2025-12-08 ミシガン大学

Geeta Peethambaran performs a static balance training exercise while wearing 13 sensors on velcro straps. Emma Nigrelli (left) spots while Wendy Carender (right) observes, wearing eye-tracking glasses. Nadine El-Ghaffir looks on. Image credit: Marcin Szczepanski, Michigan Engineering
<関連情報>
- https://news.umich.edu/ai-supports-home-based-balance-training/
- https://link.springer.com/article/10.1186/s12984-025-01760-3
- https://ieeexplore.ieee.org/document/11051035/authors
静的立位バランストレーニング運動中の強度の自動マルチIMUベースのディープラーニング評価 Automatic multi-IMU-based deep learning evaluation of intensity during static standing balance training exercises
Safa Jabri,Jeremiah Hauth,Christopher DiCesare,Wendy Carender,Lauro Ojeda,Jenna Wiens,Leia Stirling,Xun Huan & Kathleen H. Sienko
Journal of NeuroEngineering and Rehabilitation Published:27 November 2025
DOI:https://doi.org/10.1186/s12984-025-01760-3
We are providing an unedited version of this manuscript to give early access to its findings. Before final publication, the manuscript will undergo further editing. Please note there may be errors present which affect the content, and all legal disclaimers apply.
Abstract
Background
Effective balance rehabilitation requires training at an appropriate level of exercise intensity given an individual’s needs and abilities. Typically balance intensity is assessed through in-clinic visual observation by physical therapists (PTs), which limits the ability to monitor and progress intensity during home-based components of training programs. The goal of this study was to train and evaluate machine learning models for estimating physical therapists’ perceived balance exercise intensity using data from full-body wearable sensors to support the development of home-based training exercise dosage monitoring.
Methods
Balance exercise participants (n = 47) participated in a single-day balance training session where they were filmed performing static standing exercises at various levels of intensity. Kinematic data from 13 full-body wearable inertial measurement units (IMUs) and self-ratings of balance intensity were also collected. An additional cohort of PT participants (n = 42) was recruited to watch the videos of the balance exercise participants and provide ratings of balance intensity. The mean PT rating for each video was used as a ground truth (GT) label of balance intensity. We trained and evaluated Convolutional Neural Networks (CNN)-based models to predict balance intensity based on performance as captured through the IMUs. Model performance was evaluated by calculating the root-mean-square error (RMSE) of predications. A sensitivity analysis was also performed to assess the effect of the number of IMUs used on model performance.
Results
Models trained on orientation derived from all 13 IMUs achieved good predictive performance as indicated by a RMSE of 0.66 [0.62, 0.69], which was within the threshold defined by typical inter-rater variabilities between PTs (RMSE of 0.74 [0.72, 0.76]). Sensitivity analysis indicated that model performance stabilized at four sensors with the best performance corresponding to sensors placed on both thighs and the lower and upper back.
Conclusions
Findings from this study indicated that balance intensity assessment can be achieved through wearable sensors and a CNN model, which could support the supervision and effectiveness of home-based balance rehabilitation.

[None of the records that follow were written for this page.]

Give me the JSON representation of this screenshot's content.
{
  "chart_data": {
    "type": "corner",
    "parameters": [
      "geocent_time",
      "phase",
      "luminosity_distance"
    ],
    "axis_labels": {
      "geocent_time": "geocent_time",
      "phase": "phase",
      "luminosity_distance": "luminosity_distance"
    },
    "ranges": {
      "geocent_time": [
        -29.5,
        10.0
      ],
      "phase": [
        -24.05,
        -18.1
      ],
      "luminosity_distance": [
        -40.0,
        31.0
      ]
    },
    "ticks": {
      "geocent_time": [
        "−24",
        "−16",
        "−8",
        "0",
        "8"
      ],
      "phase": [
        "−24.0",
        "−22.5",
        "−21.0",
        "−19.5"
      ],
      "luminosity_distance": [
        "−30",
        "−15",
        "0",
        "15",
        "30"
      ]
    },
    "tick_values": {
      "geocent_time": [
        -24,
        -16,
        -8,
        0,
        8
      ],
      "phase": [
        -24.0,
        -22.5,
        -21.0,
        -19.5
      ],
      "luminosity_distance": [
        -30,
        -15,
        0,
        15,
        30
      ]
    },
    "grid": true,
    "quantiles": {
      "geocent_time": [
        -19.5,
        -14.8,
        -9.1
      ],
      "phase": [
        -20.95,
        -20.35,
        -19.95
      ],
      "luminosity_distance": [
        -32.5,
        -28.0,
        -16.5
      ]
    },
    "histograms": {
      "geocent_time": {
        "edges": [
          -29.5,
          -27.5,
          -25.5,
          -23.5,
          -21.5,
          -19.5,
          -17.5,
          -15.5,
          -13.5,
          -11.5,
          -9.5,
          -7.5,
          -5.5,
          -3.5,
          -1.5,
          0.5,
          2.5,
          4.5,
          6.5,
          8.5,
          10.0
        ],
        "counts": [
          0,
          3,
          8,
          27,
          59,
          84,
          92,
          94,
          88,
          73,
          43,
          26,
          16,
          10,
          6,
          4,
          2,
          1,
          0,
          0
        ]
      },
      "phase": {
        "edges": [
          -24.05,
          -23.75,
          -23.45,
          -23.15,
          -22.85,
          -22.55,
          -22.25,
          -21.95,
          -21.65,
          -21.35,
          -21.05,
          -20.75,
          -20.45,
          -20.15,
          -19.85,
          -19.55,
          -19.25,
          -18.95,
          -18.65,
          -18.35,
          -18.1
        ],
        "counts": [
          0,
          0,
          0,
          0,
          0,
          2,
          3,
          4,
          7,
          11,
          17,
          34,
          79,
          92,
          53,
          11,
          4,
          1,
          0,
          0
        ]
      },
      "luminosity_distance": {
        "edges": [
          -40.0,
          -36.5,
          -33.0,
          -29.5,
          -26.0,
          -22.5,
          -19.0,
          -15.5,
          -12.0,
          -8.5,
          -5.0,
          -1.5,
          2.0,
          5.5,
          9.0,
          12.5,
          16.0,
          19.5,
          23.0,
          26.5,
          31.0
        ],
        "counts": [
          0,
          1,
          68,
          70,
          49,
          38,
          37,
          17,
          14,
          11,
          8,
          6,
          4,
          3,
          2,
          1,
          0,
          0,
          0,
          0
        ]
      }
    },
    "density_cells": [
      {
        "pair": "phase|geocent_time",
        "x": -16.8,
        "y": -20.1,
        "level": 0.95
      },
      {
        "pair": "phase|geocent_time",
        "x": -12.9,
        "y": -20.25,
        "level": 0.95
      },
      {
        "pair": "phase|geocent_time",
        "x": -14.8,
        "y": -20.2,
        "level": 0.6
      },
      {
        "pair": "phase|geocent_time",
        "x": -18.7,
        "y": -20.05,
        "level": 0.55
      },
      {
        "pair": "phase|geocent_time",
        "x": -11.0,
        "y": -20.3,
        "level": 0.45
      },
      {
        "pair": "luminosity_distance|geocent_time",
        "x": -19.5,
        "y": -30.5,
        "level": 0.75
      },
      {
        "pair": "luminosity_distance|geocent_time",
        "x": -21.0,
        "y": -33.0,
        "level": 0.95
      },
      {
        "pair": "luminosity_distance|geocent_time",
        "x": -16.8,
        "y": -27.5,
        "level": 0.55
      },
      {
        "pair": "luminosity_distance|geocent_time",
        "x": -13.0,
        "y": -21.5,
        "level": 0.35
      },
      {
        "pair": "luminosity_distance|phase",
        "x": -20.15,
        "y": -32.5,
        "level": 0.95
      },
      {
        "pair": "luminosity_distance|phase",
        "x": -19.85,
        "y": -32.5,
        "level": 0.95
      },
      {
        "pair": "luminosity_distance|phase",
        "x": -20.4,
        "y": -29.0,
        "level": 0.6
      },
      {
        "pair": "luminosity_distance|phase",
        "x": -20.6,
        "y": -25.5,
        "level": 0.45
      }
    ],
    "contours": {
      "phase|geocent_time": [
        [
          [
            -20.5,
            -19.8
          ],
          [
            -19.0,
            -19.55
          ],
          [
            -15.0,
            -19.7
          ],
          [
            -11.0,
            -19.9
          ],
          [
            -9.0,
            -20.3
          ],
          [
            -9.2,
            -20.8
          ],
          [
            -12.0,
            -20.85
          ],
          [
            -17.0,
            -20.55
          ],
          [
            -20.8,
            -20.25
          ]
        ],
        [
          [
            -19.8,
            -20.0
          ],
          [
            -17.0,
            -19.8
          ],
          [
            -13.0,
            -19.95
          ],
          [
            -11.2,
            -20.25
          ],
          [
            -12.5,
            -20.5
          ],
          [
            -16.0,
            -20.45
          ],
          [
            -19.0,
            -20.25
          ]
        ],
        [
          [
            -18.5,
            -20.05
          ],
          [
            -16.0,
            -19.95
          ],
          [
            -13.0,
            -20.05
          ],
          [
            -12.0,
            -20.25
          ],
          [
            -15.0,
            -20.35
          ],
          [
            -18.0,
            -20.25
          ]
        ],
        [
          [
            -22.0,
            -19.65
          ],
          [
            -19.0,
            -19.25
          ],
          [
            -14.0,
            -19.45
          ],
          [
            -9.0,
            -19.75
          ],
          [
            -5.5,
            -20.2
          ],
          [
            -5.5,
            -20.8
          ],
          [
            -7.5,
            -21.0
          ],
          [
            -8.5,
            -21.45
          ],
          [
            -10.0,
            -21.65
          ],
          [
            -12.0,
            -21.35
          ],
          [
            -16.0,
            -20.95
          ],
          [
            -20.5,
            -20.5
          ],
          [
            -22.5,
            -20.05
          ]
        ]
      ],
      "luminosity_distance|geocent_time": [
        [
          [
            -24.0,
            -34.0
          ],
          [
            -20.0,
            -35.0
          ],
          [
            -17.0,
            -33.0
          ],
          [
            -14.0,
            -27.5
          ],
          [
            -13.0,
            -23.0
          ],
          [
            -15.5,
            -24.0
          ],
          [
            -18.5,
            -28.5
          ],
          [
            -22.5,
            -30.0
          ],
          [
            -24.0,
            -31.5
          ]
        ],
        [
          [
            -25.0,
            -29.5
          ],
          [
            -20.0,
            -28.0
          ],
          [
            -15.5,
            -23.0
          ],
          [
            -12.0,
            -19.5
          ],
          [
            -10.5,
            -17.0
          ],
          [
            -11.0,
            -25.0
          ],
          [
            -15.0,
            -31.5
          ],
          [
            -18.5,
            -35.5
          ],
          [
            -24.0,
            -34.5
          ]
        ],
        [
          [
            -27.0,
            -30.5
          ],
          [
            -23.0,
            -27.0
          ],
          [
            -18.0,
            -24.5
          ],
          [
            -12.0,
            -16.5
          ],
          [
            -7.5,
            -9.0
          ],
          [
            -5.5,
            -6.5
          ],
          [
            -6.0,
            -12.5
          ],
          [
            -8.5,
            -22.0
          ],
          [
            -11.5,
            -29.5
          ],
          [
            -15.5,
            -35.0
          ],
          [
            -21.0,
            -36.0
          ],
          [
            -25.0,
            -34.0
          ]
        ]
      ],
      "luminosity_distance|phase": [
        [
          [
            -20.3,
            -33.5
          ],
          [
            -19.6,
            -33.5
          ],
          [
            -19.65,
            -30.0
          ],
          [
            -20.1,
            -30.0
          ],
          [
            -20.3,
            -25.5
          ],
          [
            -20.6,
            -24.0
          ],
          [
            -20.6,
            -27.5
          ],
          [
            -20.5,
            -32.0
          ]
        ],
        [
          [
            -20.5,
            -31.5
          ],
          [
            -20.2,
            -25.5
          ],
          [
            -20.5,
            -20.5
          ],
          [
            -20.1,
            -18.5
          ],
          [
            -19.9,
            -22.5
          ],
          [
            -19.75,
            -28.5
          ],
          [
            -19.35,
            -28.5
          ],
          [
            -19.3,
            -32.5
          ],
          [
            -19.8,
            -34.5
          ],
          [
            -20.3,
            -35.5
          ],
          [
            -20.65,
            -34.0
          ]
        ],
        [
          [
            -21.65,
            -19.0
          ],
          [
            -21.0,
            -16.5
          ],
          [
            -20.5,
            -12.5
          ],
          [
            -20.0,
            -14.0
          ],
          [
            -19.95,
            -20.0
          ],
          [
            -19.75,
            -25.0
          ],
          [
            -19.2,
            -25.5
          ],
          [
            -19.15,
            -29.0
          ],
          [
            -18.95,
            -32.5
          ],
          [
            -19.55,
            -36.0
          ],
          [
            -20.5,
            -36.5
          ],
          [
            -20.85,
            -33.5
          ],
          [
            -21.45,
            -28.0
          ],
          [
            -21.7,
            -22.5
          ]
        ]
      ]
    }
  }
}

視線追跡により、立位バランスパフォーマンスを評価する際の理学療法士の意思決定が明らかになる Eye Tracking Reveals Physical Therapist Decision Making While Evaluating Standing Balance Performance
Emma Nigrelli; Wendy Carender; Kathleen H. Sienko; Leia Stirling
IEEE Transactions on Neural Systems and Rehabilitation Engineering Published:25 June 2025
DOI:https://doi.org/10.1109/TNSRE.2025.3582571
Abstract
Physical therapists (PTs) play an important role in balance rehabilitation as they make observations of patients to aid their decision making. Eye tracking can provide a record of these observations. Prior work has used eye tracking to compare PTs’ visual behaviors across different experience levels; however, these studies have not considered how PTs’ visual behaviors change with respect to patients’ performances. This study aimed to identify the regions of the body PT participants focused on while evaluating standing balance and whether these regions of interest change with different observed levels of balance performance. Eleven pairs of older adults and PTs participated. The PT participants wore eye tracking glasses while watching the older adult participants perform standing balance exercises and provided performance ratings. Areas of interest, including the head, torso, upper extremities (UE), and lower extremities (LE), were defined to quantify the number and average duration of visits. PTs had the most and longest visits to the LE and the fewest and shortest visits to the UE across all ratings. As balance performance worsened, PTs increased the number of visits to the head, while decreasing the average visit duration to the torso and LE. These results suggest lower body balance strategies are important visual characteristics PTs consider while evaluating balance performance and, as exercises become more challenging, PTs demonstrate increasingly rapid visual scans of the whole-body to continually update their understanding of performance. This understanding of PT visual behaviors has implications for the future development of PT-informed balance assessment models.